内容が正しくても、公開で否定されると頭が「敵襲」判定するんですよね。

内容以前に、まず“味方がいない”が来る

パフも、正しいことを正しいタイミングで言われなかったとき、内容より「今それ言う?」が百倍大きく聞こえたことがあります。公開添削は、受け取れる助言まで敵の弾に変えてしまいます。

その場で正しさ勝負をすると、子どもが観客になる

夫が「でもその叱り方は」と続け、あなたが「あなたは何もしてない」と返す。すると最初は子どもの行動の話だったのに、数分後には夫婦の家事分担まで開廷します。子どもは自分の問題より、両親の対立を見て不安になる。夫婦間・共同養育上の対立と子どもの適応をまとめたZempらのメタ分析では、両親の対立と子どもの情緒・行動上の困難との関連が確認されています。[1] またLuxらの研究では、夫婦間の対立が共同養育のぎくしゃくや否定的な養育を介して、幼児の適応困難につながる経路が検討されています。[2]
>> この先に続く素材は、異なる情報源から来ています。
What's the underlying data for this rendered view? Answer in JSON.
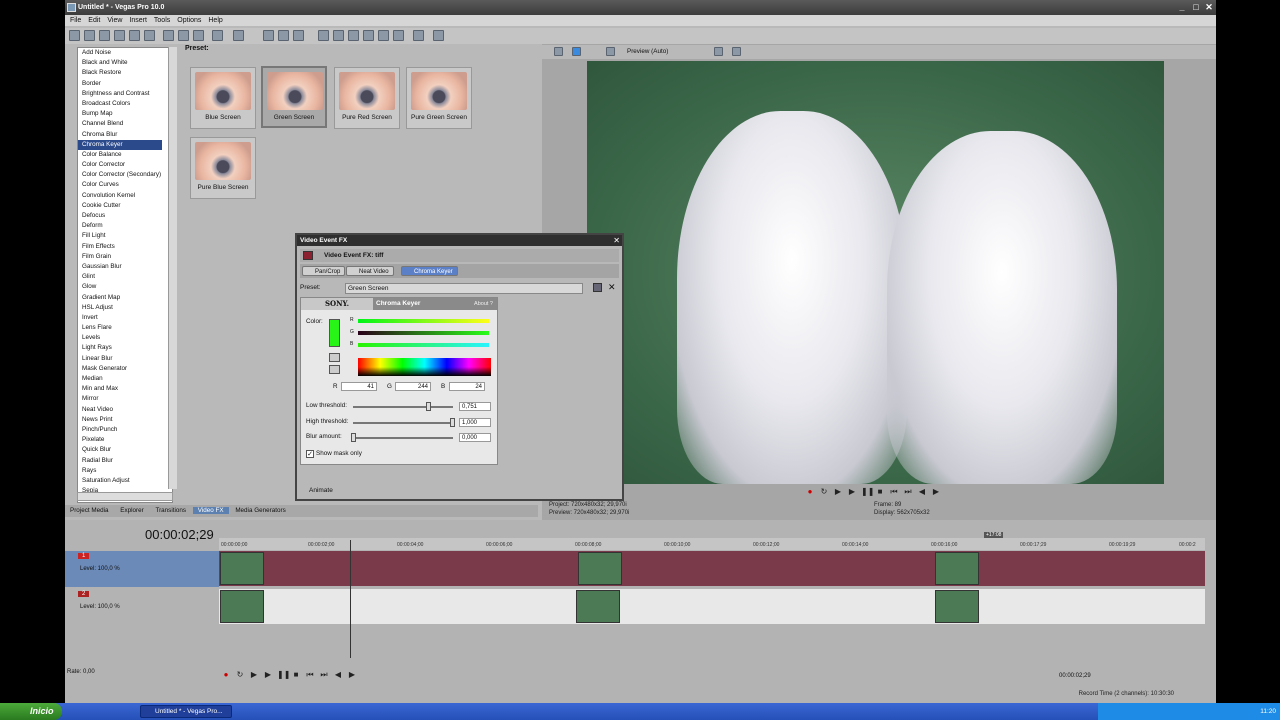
{
  "window": {
    "title": "Untitled * - Vegas Pro 10.0",
    "controls": [
      "_",
      "□",
      "✕"
    ]
  },
  "menu": [
    "File",
    "Edit",
    "View",
    "Insert",
    "Tools",
    "Options",
    "Help"
  ],
  "fx_list": {
    "items": [
      "Add Noise",
      "Black and White",
      "Black Restore",
      "Border",
      "Brightness and Contrast",
      "Broadcast Colors",
      "Bump Map",
      "Channel Blend",
      "Chroma Blur",
      "Chroma Keyer",
      "Color Balance",
      "Color Corrector",
      "Color Corrector (Secondary)",
      "Color Curves",
      "Convolution Kernel",
      "Cookie Cutter",
      "Defocus",
      "Deform",
      "Fill Light",
      "Film Effects",
      "Film Grain",
      "Gaussian Blur",
      "Glint",
      "Glow",
      "Gradient Map",
      "HSL Adjust",
      "Invert",
      "Lens Flare",
      "Levels",
      "Light Rays",
      "Linear Blur",
      "Mask Generator",
      "Median",
      "Min and Max",
      "Mirror",
      "Neat Video",
      "News Print",
      "Pinch/Punch",
      "Pixelate",
      "Quick Blur",
      "Radial Blur",
      "Rays",
      "Saturation Adjust",
      "Sepia"
    ],
    "selected": "Chroma Keyer"
  },
  "presets": {
    "label": "Preset:",
    "items": [
      "Blue Screen",
      "Green Screen",
      "Pure Red Screen",
      "Pure Green Screen",
      "Pure Blue Screen"
    ],
    "selected": "Green Screen"
  },
  "bottom_tabs": [
    "Project Media",
    "Explorer",
    "Transitions",
    "Video FX",
    "Media Generators"
  ],
  "active_tab": "Video FX",
  "preview": {
    "mode": "Preview (Auto)",
    "project": "Project: 720x480x32; 29,970i",
    "preview_line": "Preview: 720x480x32; 29,970i",
    "frame": "Frame: 89",
    "display": "Display: 562x705x32"
  },
  "dialog": {
    "title": "Video Event FX",
    "header": "Video Event FX:  tiff",
    "chain": [
      "Pan/Crop",
      "Neat Video",
      "Chroma Keyer"
    ],
    "preset_label": "Preset:",
    "preset_value": "Green Screen",
    "sony": "SONY.",
    "plugin_name": "Chroma Keyer",
    "about": "About ?",
    "color_label": "Color:",
    "channel_letters": [
      "R",
      "G",
      "B"
    ],
    "rgb": {
      "R": "41",
      "G": "244",
      "B": "24"
    },
    "low_threshold_label": "Low threshold:",
    "low_threshold": "0,751",
    "high_threshold_label": "High threshold:",
    "high_threshold": "1,000",
    "blur_label": "Blur amount:",
    "blur": "0,000",
    "show_mask_label": "Show mask only",
    "show_mask": true,
    "animate": "Animate",
    "key_color": "#29f418"
  },
  "timeline": {
    "time": "00:00:02;29",
    "ruler": [
      "00:00:00;00",
      "00:00:02;00",
      "00:00:04;00",
      "00:00:06;00",
      "00:00:08;00",
      "00:00:10;00",
      "00:00:12;00",
      "00:00:14;00",
      "00:00:16;00",
      "00:00:17;29",
      "00:00:19;29",
      "00:00:2"
    ],
    "marker": "+17:08",
    "tracks": [
      {
        "num": "1",
        "level": "Level: 100,0 %"
      },
      {
        "num": "2",
        "level": "Level: 100,0 %"
      }
    ],
    "rate": "Rate: 0,00",
    "end_time": "00:00:02;29",
    "record_time": "Record Time (2 channels): 10:30:30"
  },
  "taskbar": {
    "start": "Inicio",
    "task": "Untitled * - Vegas Pro...",
    "clock": "11:20"
  },
  "colors": {
    "selected_blue": "#2a4a8c",
    "track1": "#7a3a4a",
    "video_bg": "#3a6648"
  }
}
まず、 「今は私が話す。続きはあとで」 で止めます。暴力や危険がある場合だけ、「交代」という合図で即座に入る。普段の意見は子どものいない場所へ持ち越す、と先に決めておくといいです。

“指摘内容”と“指摘方法”を別々に扱う

後で二人になったら、 「子どもの前で否定されて、味方がいない感じがした」 を先に伝える。夫には「そう感じたんだね」と一度受け止めてもらいます。そのあとで、実際に言いすぎた部分や、次にどう叱るかを話す。

あなたが謝るべき点があっても、公開で訂正されたつらさまで無効にはなりません。二つは別会計です。夫側に「止めないと危ないと思った」事情があるなら、それも聞き、介入する基準を決めます。

今この場でやること

1子どもの前の夫婦議論を「続きはあとで」と止める。
2危険時の介入合図と、普段は事後に話すルールを決める。
3後で、内容と伝え方を分けて復唱・受容・共感から話す。

実際に使えるひとこと

「今は私が話すね。続きはあとで二人で確認したい。危険なときだけ『交代』って言って」

避けたい言い方

子どもの前で夫婦の採点を続けること。子どもは自分の問題より、両親の対立へ注意を奪われます。

安全メモ

子どもへの暴力や危険な行為がある場合は、その場で安全を最優先に止めてください。

アンガーコントロール専門家TIPS

公開添削は止め、後で“復唱・受容・共感”
  • 怒りのピークではタイムアウトを取り、場所と時間を分けます。
  • カップルダイアローグでは、聞く側がまず復唱し、事実を受け止め、感情へ共感します。
  • 指摘の内容と、指摘した場面・方法を別々に扱います。

参考にした研究・資料

参考文献を開く
  1. [1] Zemp, M., et al. (2018). “Interparental and Coparenting Conflict and Child Adjustment: A Meta-analysis.” https://pubmed.ncbi.nlm.nih.gov/29517244/
  2. [2] Lux, U., et al. (2022). “Coparenting Problems and Parenting Behavior as Mediating Links Between Interparental Conflict and Toddlers’ Adjustment Difficulties.” https://pubmed.ncbi.nlm.nih.gov/34668761/

パフ的まとめ

アンガーコントロールは、指摘された瞬間に素直な優等生になる方法ではありません。防御反応で全員を傷つける前に、会場を移す方法です。

育児レビュー会は必要。でもライブ配信は不要です。次回からは、観客なし・夫婦限定公開でお願いします。